Copy link to clipboard
Copied
Anyway, reading this thread from the beginning, it's a confusing mixture of a lot of unrelated issues all jumbled up into one.
Looking at the OPS's 2nd post, the question seemed to be about RGB profile gamuts and how they relate to printing, so the gamut discussion does seem relevant.
Most of us edit in a chosen display RGB editing space, rather than a limited monitor profile. So I agree with you on the monitor gamut, a hardware calibrator, should create a profile that defines the monitor's gamut no matter what the brightness—if I change the brightness of my display, I have to recalibrate and generate a new monitor profile.
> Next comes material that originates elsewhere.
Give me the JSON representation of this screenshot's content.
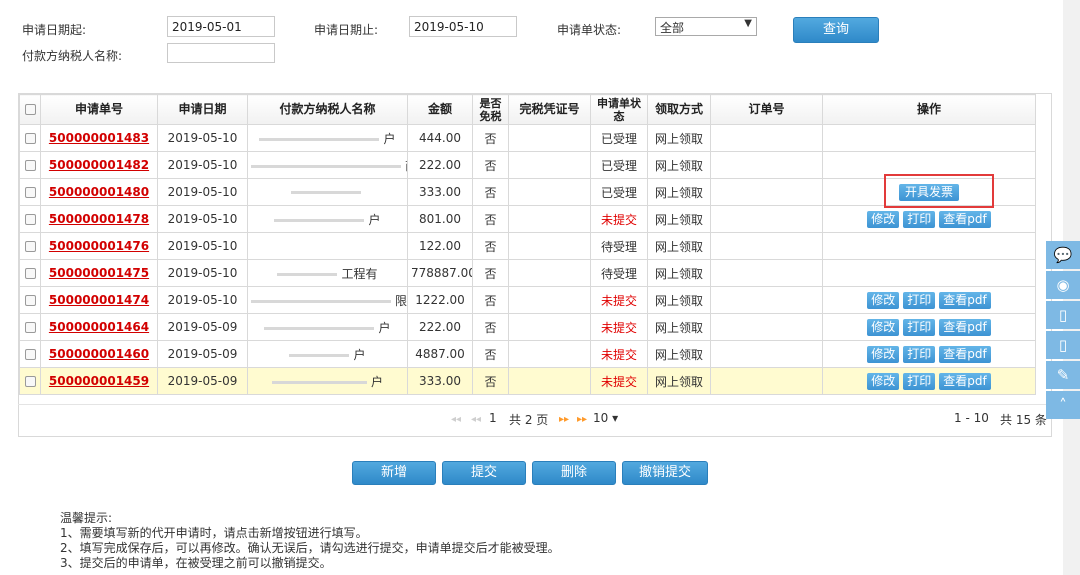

What makes gamuts conceptually difficult is the popular idea that they are like nesting russian dolls—"CMYK always sits inside of RGB"—but in reality they intersect, sometimes in unexpected ways. Working in a small space like sRGB puts additional gamut limits on CMYK press profiles. When that happens in a noticeable way, it's usually the CMYK space that gets blamed for the missing gamut because it is assumed to be smaller than (rather than intersecting with) sRGB.
Copy link to clipboard
Copied
Working in a small space like sRGB puts additional gamut limits on CMYK press profiles. When that happens in a noticeable way, it's usually the CMYK space that gets blamed for the missing gamut because it is assumed to be smaller (rather than intersecting) with sRGB.
Correct, and we all seem to agree on that. So if there's a conclusion to the OP's question, it's that you basically have a choice between Adobe RGB and ProPhoto. They both have their upsides and downsides, so that's an open choice. But they will both work in a print context, whereas sRGB will be a significant limiting factor.
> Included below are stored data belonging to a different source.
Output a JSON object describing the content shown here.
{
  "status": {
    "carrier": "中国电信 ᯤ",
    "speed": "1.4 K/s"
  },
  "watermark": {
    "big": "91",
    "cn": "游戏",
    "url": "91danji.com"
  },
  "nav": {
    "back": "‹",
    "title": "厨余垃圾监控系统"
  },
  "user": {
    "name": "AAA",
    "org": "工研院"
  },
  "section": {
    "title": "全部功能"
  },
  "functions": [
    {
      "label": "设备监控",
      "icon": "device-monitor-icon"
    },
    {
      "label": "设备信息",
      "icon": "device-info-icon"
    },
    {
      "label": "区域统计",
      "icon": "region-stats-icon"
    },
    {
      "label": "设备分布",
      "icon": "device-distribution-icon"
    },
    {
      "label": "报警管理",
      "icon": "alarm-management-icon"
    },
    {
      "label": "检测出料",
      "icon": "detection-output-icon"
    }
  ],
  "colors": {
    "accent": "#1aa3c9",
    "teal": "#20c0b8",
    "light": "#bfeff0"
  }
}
We also agree that to have a full visual preview of what the final print will look like, you need a wide gamut monitor.
Copy link to clipboard
Copied
The one thing left to mention is the actual gamut of the image itself, an image may only contain content that fits inside say sRGB, despite the fact that in theory Adobe RGB or wider gamut profiles may be required to contain the theoretical maximum colour from capture or to hold colour for a specific colour region of the printer gamut. Isn't colour fun!
Copy link to clipboard
Copied
An excellent and easily overlooked point! I hinted at it above, but didn't spell it out
Copy link to clipboard
Copied
an image may only contain content that fits inside say sRGB,
To me that's the argument for always using a space like ProPhoto.
If you take the ProPhoto image that happens to use color that is also inside of the sRGB gamut, and compare the output numbers of going directly from ProPhoto to a CMYK press profile vs. converting to sRGB first and then to the press profile, the output CMYK numbers will be the same. There's no downside in using ProPhoto for an image with little or no saturation.
Same goes for inkjet where the destination would normally be an output class RGB profile like the Pro7600 Photo Glossy_PK I'm showing in #55.
Copy link to clipboard
Copied
It comes down to what and where you print the images. There are two workflows: 1.) closed loop ( you print internally on your printer ), and 2.) open loop ( you send the images out to be printed on someone else's printer ). In both cases, you could use an experimental file copied and tagged with each of the RGB profiles and print them. Then, there is the paper which will also affect the print, so you will want to print on whatever paper you think works best for your particular photos. If you are going open-loop, your print vendor will have a recommendation on which RGB to use, my guess it is not sRGB.